Mary Tanner starts by looking at the Jerusalem Council as her prime Biblical model for inspiration. It led her on - amongst many other things, to suggest:
Synod structures and procedures may need reforming. But perhaps what is most needed is for each of us to look at ourselves. We need to get hold at a deeper level of how costly listening can be. It is by listening with creative imaginations, not afraid of silence, that we form a space in which the Holy Spirit can lead us beyond polarisation to the place where we know that we need one another...
Towards the end of her sermon, Dame Mary said:
The most important thing you do is not the production of Measures, Acts of Synod, or Codes of Practice, important as these are, but the gathering together around the Lord’s Table to receive food for the synodical journeying.

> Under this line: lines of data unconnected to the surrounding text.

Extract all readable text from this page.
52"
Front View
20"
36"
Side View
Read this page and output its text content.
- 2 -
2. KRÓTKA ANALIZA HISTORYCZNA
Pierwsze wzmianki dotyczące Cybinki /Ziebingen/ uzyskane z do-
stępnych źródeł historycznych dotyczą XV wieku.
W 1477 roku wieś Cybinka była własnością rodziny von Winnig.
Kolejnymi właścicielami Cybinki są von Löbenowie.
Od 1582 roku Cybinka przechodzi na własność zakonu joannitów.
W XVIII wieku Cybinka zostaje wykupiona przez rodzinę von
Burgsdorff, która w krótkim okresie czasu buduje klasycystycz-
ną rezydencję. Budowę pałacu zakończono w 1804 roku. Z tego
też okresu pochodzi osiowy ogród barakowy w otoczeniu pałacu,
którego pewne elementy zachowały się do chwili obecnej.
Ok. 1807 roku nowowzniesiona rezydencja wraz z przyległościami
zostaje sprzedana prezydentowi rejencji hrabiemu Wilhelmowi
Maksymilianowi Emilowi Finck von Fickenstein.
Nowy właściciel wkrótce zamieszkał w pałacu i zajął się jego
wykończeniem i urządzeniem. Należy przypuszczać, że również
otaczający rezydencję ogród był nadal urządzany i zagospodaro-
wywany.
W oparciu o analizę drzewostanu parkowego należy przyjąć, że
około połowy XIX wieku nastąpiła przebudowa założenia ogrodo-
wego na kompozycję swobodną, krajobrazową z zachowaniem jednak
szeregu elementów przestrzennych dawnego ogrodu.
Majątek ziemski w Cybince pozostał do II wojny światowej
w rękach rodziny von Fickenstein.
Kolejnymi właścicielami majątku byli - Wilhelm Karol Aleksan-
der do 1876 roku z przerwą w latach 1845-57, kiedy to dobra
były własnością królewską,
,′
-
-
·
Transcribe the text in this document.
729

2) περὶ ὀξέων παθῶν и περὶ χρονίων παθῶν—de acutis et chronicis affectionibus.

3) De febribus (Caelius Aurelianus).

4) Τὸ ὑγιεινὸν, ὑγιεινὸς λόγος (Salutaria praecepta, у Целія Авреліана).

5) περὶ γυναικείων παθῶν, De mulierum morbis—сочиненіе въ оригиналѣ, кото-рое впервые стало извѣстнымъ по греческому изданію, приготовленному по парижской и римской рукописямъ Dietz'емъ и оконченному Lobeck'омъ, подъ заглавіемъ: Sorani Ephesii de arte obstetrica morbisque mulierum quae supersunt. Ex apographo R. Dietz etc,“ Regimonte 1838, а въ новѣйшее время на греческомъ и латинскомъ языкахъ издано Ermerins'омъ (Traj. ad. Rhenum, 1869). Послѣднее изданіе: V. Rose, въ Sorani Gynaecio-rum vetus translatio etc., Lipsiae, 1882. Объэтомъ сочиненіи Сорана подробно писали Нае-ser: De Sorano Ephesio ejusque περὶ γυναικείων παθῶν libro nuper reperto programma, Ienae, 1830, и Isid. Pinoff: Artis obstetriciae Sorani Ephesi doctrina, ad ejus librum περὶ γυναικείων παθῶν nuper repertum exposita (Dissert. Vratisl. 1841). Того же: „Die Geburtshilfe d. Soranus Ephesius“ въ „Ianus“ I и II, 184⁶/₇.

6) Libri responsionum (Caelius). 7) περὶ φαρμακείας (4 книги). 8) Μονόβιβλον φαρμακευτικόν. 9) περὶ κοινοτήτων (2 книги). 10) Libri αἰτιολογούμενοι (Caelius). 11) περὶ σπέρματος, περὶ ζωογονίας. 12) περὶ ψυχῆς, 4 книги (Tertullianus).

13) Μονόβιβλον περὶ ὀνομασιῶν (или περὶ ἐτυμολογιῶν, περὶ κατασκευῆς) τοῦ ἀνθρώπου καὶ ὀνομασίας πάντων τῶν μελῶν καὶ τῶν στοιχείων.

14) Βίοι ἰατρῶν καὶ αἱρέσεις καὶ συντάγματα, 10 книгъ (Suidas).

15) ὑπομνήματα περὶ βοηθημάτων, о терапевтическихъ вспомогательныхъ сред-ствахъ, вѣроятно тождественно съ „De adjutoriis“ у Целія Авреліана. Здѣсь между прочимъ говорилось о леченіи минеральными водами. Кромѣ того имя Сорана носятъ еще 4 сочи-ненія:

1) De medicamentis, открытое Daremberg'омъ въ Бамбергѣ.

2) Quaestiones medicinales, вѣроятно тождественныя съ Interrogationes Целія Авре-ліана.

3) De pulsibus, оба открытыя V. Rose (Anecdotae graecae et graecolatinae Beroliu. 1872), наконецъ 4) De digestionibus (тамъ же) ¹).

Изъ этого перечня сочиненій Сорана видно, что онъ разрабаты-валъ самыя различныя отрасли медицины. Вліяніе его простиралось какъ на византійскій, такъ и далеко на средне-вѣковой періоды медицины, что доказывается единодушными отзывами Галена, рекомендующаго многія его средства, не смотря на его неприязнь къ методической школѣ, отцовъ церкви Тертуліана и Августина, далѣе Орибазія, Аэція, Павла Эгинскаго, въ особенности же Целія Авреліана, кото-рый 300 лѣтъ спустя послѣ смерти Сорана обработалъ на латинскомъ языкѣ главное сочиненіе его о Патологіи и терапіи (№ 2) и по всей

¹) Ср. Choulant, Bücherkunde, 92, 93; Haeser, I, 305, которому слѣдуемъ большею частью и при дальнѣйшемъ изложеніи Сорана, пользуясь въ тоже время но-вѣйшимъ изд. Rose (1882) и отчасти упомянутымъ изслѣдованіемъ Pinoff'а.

Strive always to listen to one another with charity and generosity, and listen deep in the silence to the one who walks with you on the way, so that you too may say, like those at the Council of Jerusalem, ‘It seemed good to the Holy Spirit and to us’.
So, there is Mary Tanner’s challenge to this 9th General Synod. In his introductory welcome to the Queen, and just before she also spoke to Synod, ++Rowan Williams observed that this was the first Synod that there were no longer any remaining members of the earlier Church Assembly present. Except for her majesty, that is - who has seen Synods, and Archbishops of Canterbury come, and go. The Queen’s speech also included words helping Synod look forward:
The opening of a new Synod is a moment when we can all give thanks for the witness of those who have gone before, and pray for wisdom as you seek to balance change and continuity in the decisions that lie ahead of you. ...
The new Synod will have many issues to resolve to ensure that the Church of England remains equipped for the effective pursuit of its mission and ministry. Some will, no doubt, involve difficult, even painful, choices. But Christian history suggests that times of growth and spiritual vigour have often coincided with periods of challenge and testing. What matters is holding firmly to the need to communicate the gospel with joy and conviction in our society.
I have already outlined some of the areas and ways I think we could see Synod start to move - I am hoping to see some of these begin to take shape, so that we may all the better fulfil the role that the Queen has reminded us is the calling of Synod.